Once we have analyzed bitcoin’s own behavior, it is interesting to notice its relationships with other assets. We know that the correlation rate between bitcoin and stock market indices is particularly high. It sometimes exceeds +80%. Nevertheless, the deeper question that is raised relates to the character ” refuge “ bitcoin. Indeed, the challenge is to know if the occurrence of crises on the traditional markets can benefit bitcoin.
A strong mechanism with index volatility
The chart below shows the historical annualized volatility of the S&P 500 (continuous curve in blue). The latter is calculated from monthly data. This may explain an amplification of volatility calculated in the short term. We then added the bitcoin price (BTC, dotted black curve).
The major conclusion is that the highs in the price of bitcoin are synchronized with a low in the volatility of the indices. In addition, we had already stated as early as 2020 the idea that bull markets usually start with maximum index volatility. This proposition seems once again to make sense here. The chart thus clearly shows that volatility minima are negative signals for bitcoin.
The statistics support these observations. Between 2017 and 2023, the correlation rate between the volatility of the S&P 500 and the price of bitcoin is +23%. This is sufficient but not necessary to affirm the existence of a strong link between the two variables.
But again, the study becomes more interesting in the medium and short term. The 1-year correlation between the volatility of the S&P 500 and bitcoin is on average -16%. It even goes down to -90% as in December 2022! Again, we have an interesting relationship.
Extreme behavior in the face of index volatility?
We have shown that bitcoin highs are synchronous with volatility lows. But it also turns out that the lowest bitcoin prices are synchronized with a maximum (opposite) correlation with the volatility of the indices! That is, market lows take effect in the opposite direction to market volatility. A peak in volatility on the indices will indeed be likely, over a few months, to reflect a minimum in the price of bitcoin.

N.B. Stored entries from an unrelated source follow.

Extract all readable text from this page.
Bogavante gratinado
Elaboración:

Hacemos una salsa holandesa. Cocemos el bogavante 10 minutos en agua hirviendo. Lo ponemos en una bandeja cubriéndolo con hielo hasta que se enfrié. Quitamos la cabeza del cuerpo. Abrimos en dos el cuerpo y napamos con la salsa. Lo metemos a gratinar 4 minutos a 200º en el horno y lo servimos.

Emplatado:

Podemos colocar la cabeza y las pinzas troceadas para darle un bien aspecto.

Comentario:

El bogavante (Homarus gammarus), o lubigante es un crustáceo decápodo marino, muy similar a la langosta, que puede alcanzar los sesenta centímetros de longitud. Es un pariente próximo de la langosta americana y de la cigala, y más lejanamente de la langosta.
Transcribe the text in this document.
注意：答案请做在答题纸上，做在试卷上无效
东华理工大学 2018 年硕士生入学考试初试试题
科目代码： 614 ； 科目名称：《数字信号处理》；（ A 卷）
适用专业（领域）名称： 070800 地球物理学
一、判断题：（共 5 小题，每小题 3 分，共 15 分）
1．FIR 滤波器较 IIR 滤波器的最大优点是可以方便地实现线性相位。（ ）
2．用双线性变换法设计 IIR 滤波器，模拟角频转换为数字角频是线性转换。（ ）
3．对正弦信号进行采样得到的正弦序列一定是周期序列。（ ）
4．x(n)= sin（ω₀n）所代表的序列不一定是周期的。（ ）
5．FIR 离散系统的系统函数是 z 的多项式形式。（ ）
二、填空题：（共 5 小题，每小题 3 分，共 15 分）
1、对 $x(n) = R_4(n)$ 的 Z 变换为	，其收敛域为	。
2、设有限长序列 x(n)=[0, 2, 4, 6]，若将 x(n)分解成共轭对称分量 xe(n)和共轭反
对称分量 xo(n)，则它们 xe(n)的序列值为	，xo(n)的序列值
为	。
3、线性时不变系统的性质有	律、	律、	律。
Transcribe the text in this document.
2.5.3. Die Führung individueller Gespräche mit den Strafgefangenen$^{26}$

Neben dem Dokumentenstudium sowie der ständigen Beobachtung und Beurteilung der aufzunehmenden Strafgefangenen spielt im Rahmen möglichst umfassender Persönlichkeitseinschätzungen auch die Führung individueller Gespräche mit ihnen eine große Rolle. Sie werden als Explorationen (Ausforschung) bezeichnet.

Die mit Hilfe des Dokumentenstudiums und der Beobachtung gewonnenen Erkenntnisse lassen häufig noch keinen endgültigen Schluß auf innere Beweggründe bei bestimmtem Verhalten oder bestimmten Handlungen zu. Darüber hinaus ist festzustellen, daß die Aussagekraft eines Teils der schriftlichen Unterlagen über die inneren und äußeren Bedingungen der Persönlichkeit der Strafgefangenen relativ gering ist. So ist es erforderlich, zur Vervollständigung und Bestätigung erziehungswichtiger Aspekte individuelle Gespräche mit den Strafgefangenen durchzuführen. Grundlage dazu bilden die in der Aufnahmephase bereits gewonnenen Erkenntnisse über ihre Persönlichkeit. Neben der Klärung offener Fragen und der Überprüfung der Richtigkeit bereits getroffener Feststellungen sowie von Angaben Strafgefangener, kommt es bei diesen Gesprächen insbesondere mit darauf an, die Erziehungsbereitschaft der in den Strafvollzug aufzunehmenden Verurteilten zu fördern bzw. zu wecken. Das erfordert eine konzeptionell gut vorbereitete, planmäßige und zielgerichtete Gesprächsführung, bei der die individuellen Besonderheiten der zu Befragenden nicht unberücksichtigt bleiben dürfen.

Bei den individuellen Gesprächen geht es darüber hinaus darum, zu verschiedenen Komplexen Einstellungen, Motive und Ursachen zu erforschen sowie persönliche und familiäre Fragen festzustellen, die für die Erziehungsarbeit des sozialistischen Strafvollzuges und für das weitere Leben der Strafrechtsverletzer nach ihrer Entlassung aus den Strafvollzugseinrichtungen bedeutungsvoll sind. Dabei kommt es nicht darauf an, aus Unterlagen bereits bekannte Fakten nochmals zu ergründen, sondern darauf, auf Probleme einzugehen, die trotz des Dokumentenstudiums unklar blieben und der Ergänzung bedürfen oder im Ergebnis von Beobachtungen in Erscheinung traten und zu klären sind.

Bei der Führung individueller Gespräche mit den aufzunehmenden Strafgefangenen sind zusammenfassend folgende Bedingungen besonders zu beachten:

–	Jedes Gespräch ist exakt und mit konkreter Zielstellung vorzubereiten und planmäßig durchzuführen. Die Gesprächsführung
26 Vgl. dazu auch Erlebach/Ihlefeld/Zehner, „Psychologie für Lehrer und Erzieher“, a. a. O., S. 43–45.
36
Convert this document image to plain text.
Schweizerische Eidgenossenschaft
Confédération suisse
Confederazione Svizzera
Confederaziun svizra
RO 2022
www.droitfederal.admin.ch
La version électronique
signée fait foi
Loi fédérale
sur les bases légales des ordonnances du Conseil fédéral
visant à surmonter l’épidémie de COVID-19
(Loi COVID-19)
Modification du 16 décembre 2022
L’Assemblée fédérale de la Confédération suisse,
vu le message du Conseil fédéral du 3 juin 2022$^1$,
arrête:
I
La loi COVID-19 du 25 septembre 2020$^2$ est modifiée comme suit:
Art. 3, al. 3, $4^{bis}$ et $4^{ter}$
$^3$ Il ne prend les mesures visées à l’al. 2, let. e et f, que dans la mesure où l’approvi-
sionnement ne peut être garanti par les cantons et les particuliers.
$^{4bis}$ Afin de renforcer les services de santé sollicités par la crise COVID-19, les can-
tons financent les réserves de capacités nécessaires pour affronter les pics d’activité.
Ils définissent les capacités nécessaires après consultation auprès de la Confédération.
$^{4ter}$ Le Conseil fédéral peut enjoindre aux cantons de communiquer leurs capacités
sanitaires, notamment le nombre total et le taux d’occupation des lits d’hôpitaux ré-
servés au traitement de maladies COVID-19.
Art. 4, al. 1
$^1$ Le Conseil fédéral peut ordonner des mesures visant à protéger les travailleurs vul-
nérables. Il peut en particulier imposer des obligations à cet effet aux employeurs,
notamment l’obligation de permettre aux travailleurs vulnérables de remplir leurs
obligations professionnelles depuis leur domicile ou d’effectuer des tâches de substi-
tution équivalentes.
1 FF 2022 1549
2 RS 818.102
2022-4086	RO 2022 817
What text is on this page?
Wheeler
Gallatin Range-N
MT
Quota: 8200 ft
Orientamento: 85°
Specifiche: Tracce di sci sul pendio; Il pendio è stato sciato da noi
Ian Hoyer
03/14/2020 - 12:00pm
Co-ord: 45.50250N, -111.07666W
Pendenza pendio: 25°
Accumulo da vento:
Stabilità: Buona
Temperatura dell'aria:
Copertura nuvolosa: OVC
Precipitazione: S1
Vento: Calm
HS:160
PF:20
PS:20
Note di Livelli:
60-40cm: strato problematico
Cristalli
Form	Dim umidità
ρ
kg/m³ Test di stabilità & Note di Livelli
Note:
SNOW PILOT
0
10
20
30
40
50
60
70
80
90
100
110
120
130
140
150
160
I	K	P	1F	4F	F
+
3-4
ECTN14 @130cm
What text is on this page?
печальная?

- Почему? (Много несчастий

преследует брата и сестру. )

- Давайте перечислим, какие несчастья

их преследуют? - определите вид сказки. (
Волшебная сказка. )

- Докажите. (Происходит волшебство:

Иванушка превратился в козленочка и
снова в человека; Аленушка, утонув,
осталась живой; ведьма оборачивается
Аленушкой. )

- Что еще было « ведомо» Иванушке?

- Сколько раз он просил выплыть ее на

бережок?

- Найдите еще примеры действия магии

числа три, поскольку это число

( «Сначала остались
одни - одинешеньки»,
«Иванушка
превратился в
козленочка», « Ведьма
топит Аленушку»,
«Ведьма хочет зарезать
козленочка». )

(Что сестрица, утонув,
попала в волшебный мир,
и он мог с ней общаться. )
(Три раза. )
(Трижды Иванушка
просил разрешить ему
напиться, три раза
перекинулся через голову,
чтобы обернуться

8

It is quite astounding to what extent bitcoin opposes, or joins, movements in index volatility. Finally, one could also try to argue that bear markets in bitcoin are generally symmetrical to a decorrelation with the volatility of the S&P 500.
Therefore, periods of high correlation between S&P 500 volatility and bitcoin are usually seen at market highs. Nevertheless, it seems clear that an increase in index volatility benefits bitcoin in the long term. This does not necessarily mean that an environment of uncertainty is favorable for bitcoin. Indeed, in the short and medium term, an increase in index volatility can be a source of major declines in bitcoin.
The link we have described is complex. But it is precise enough to be relevant. The comparison of bitcoin with the volatility of the indices makes it possible to estimate both the highs and the lows of the market.
Ultimately, we studied the role of volatility on bitcoin (BTC). On the one hand, volatility specific to bitcoin (BTC) shows counterintuitive but powerful conclusions. Indeed, the rise of bitcoin in the long term generally results in the reduction of its volatility. Bitcoin thrives on decreasing long-term volatility. Then, over a few months, bitcoin, on the contrary, feeds on an increase in volatility to increase its performance. A drop in volatility will more often immediately translate into a drop in the price of bitcoin. Furthermore, the volatility/bitcoin link has become increasingly relevant since 2020.
On the other hand, we have shown that a minimum in the volatility of stock market indices often reflects a maximum in the price of bitcoin. Conversely, the rise in bitcoin over the long term will more often be positively correlated with the rise in index volatility. But at the same time, increases in index volatility over a few months can be a source of bitcoin declines. Bitcoin therefore does not protect against “shocks” or some “panics”. On the other hand, it benefits from the growing instability of the long-term indices, which is not negligible.